“Kenapa bisa begitu, Pak?” Rina mengacungkan tangannya dan bertanya kepada Diratama. “Kenapa Ayu yang paling dirugikan?”
Linda mengacungkan tangannya juga dan merasa bingung dengan cerita kedua dari Diratama. “Apa yang membuat Ayu yang paling dirugikan, Pak?”
Diratama menatap mahasiswanya secara bergantian sebelum memberikan jawaban. “Pernahkah kalian membayangkan jika suatu hari kalian tiba-tiba mendapatkan saudara baru di usia 10 tahun, 12 tahun?? Apa reaksi kalian? Menerima dengan baik atau justru sebaliknya?”
Mahasiswa di kelas Diratama memberikan jawaban yang berbeda-beda: ada yang memilih menerima dan ada pula yang memilih untuk melakukan hal sebaliknya.

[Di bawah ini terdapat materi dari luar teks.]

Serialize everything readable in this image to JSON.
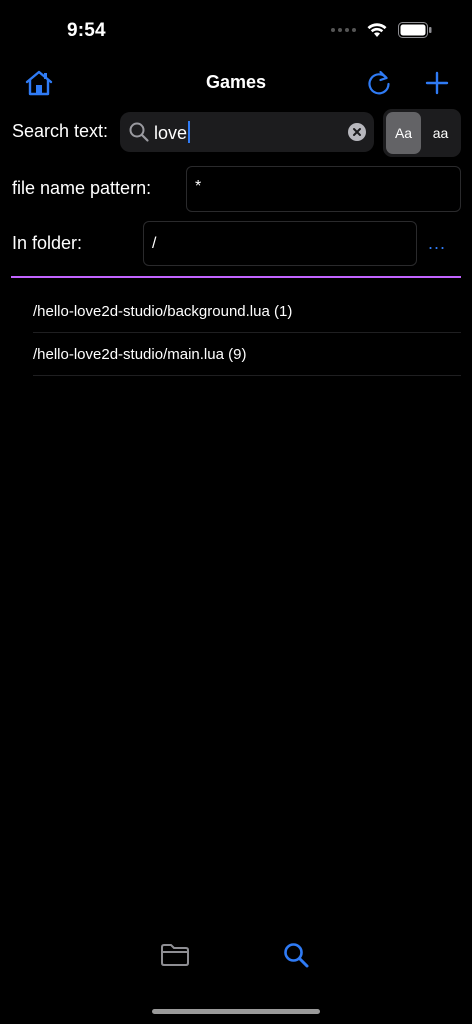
{
  "status_bar": {
    "time": "9:54"
  },
  "nav": {
    "title": "Games",
    "home_icon": "house-icon",
    "refresh_icon": "refresh-icon",
    "add_icon": "plus-icon"
  },
  "search": {
    "label": "Search text:",
    "value": "love",
    "case_options": [
      {
        "label": "Aa",
        "selected": true
      },
      {
        "label": "aa",
        "selected": false
      }
    ]
  },
  "pattern": {
    "label": "file name pattern:",
    "value": "*"
  },
  "folder": {
    "label": "In folder:",
    "value": "/",
    "more_label": "..."
  },
  "results": [
    {
      "text": "/hello-love2d-studio/background.lua (1)"
    },
    {
      "text": "/hello-love2d-studio/main.lua (9)"
    }
  ],
  "tab_bar": {
    "items": [
      {
        "icon": "folder-icon",
        "selected": false
      },
      {
        "icon": "search-icon",
        "selected": true
      }
    ]
  },
  "colors": {
    "accent": "#2f7bf5",
    "divider": "#c264ff",
    "background": "#000000"
  }
}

“Dua reaksi itu bisa muncul tergantung bagaimana didikan kedua orang tuanya. Jika sejak awal … orang tua mengajarkan anaknya untuk selalu menerima keadaan, bersabar dan paham bahwa tidak semua hal bisa dimiliki, maka anak itu akan menerima saudara barunya dengan baik. Meski awalnya sulit untuk bicara atau beradaptasi dengan saudara barunya, tapi karena ajaran yang dibiasakan oleh kedua orang tuanya, anak itu juga akan berusaha untuk dekat dan menyayangi saudara barunya. Sebaliknya …jika sejak awal orang tua selalu menuruti keinginan anaknya, memberikan kasih sayang berlebihan hingga memanjakannya dan tidak membiasakan pada anak bahwa tidak semua hal di dunia ini harus dimiliki, maka ketika keadaan berubah … anak itu tidak akan bisa beradaptasi dengan mudah. Hal itulah yang terjadi pada Ayu dan beberapa saudaranya yang sempat diadopsi oleh sanak saudara Nuraini. Anak-anak Nuraini dibesarkan oleh tangan-tangan dan cara-cara yang berbeda, membuat anak-anak itu punya sifat yang sangat jauh berbeda. Lalu Ayu … satu-satunya anak yang tidak pernah diadopsi seutuhnya, melihat dengan jelas kehidupan sulit milik Nuraini dan tumbuh jadi anak yang menerima segala keadaan baik itu sulit sekalipun.”
“Kok tega yah, anak yang sudah susah payah dikandung dan dilahirkan diberikan kepada orang lain??” Linda mengeluarkan komentarnya dengan sedikit nada bergidik. “Membayangkan anak yang selalu bersamaku, menghilang … rasanya seperti kehilangan sekali.”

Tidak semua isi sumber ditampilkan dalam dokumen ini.